Les rédacteurs de bulletins météo ont rapidement adopté le nouvel indice. Souvent, ils mentionnent le refroidissement éolien bien avant la température réelle.

« C’est plus sensationnaliste, commente M. Bégin. J’imagine que plus les valeurs sont basses, plus c’est impressionnant. Mais ça, ça entre dans la psychologie et ça sort un peu de mon domaine ! »

Hélène Grenier s’interroge sur cet accent qu’on met sur le refroidissement éolien. « En connaissant la température et la force du vent, on devrait être capable de se faire sa propre réflexion, lance-t-elle. Si on va dans le bois, si on va faire de la pêche sur la glace, ce n’est pas la même situation. » Elle avance un autre argument. 

« S’il fait - 27 °C, on n’a pas besoin de se faire dire que c’est - 35 avec le refroidissement éolien, parce que - 27 °C, c’est déjà vraiment, vraiment froid.
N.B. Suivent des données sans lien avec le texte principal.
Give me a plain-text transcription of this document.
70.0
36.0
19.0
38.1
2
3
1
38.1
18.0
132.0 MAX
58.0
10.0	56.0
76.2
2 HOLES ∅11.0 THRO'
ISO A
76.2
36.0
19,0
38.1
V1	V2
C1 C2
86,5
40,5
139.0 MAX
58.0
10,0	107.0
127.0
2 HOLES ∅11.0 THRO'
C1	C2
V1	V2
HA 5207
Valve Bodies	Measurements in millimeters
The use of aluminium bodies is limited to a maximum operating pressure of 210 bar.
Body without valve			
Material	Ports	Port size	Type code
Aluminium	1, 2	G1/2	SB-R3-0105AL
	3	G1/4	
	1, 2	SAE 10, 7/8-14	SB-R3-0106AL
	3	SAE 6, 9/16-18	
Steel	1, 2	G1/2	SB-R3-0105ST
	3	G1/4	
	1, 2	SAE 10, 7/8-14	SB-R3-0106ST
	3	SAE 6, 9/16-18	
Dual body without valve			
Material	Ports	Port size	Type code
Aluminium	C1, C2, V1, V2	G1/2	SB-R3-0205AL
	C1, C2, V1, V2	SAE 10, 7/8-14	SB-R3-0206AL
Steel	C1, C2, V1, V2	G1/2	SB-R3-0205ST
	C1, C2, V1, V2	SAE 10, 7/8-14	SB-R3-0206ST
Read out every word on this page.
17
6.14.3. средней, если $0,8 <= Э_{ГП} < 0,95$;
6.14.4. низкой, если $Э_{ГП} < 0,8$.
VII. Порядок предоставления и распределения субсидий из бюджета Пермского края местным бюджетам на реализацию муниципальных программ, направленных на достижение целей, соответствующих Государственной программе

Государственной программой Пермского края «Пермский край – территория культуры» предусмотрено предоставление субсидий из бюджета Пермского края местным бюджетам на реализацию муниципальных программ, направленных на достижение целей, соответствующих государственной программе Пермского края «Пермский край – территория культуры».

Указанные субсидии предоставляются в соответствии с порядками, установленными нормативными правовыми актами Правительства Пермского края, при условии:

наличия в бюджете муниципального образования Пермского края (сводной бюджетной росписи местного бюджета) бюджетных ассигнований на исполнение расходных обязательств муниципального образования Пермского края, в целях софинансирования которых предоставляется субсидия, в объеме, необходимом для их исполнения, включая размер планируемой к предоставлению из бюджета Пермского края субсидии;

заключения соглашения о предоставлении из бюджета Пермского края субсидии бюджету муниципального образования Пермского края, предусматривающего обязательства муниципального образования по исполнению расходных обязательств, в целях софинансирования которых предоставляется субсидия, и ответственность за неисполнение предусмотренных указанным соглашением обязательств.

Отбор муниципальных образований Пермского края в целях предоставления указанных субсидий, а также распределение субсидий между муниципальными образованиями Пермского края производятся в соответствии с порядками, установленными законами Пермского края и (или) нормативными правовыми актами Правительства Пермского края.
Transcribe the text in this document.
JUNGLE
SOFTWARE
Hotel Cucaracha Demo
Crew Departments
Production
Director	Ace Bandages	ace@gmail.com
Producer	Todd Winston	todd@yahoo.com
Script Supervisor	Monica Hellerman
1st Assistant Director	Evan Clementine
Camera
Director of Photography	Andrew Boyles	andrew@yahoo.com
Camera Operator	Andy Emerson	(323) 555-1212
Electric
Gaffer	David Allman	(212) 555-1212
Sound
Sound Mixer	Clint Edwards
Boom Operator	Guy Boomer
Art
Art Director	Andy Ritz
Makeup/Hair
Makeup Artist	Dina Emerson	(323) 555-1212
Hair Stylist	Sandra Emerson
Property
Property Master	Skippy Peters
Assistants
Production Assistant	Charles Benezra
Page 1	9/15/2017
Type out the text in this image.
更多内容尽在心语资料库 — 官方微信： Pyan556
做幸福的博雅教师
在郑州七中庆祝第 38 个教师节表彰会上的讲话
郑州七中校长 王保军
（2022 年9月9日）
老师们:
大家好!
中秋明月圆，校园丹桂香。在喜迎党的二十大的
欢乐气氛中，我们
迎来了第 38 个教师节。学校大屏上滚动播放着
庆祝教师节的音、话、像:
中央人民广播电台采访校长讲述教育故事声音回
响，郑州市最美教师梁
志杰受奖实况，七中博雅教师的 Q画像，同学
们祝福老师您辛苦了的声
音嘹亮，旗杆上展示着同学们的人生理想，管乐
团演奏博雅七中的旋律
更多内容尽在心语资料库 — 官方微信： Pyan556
Est-ce qu’on a besoin d’en rajouter ? »

— Hélène Grenier

Jean-Philippe Bégin croit toutefois que l’indice de refroidissement éolien a son utilité. « Quand on a un indice de refroidissement de - 38, c’est quand même extrême, souligne-t-il. Si on sort dehors la peau exposée, on risque d’avoir des engelures en quelques minutes. L’idée, c’est d’amener les gens à s’habiller chaudement. Dans des situations où on a des refroidissements extrêmes, les gens devraient avoir accès à des endroits pour se réchauffer de temps à autre. »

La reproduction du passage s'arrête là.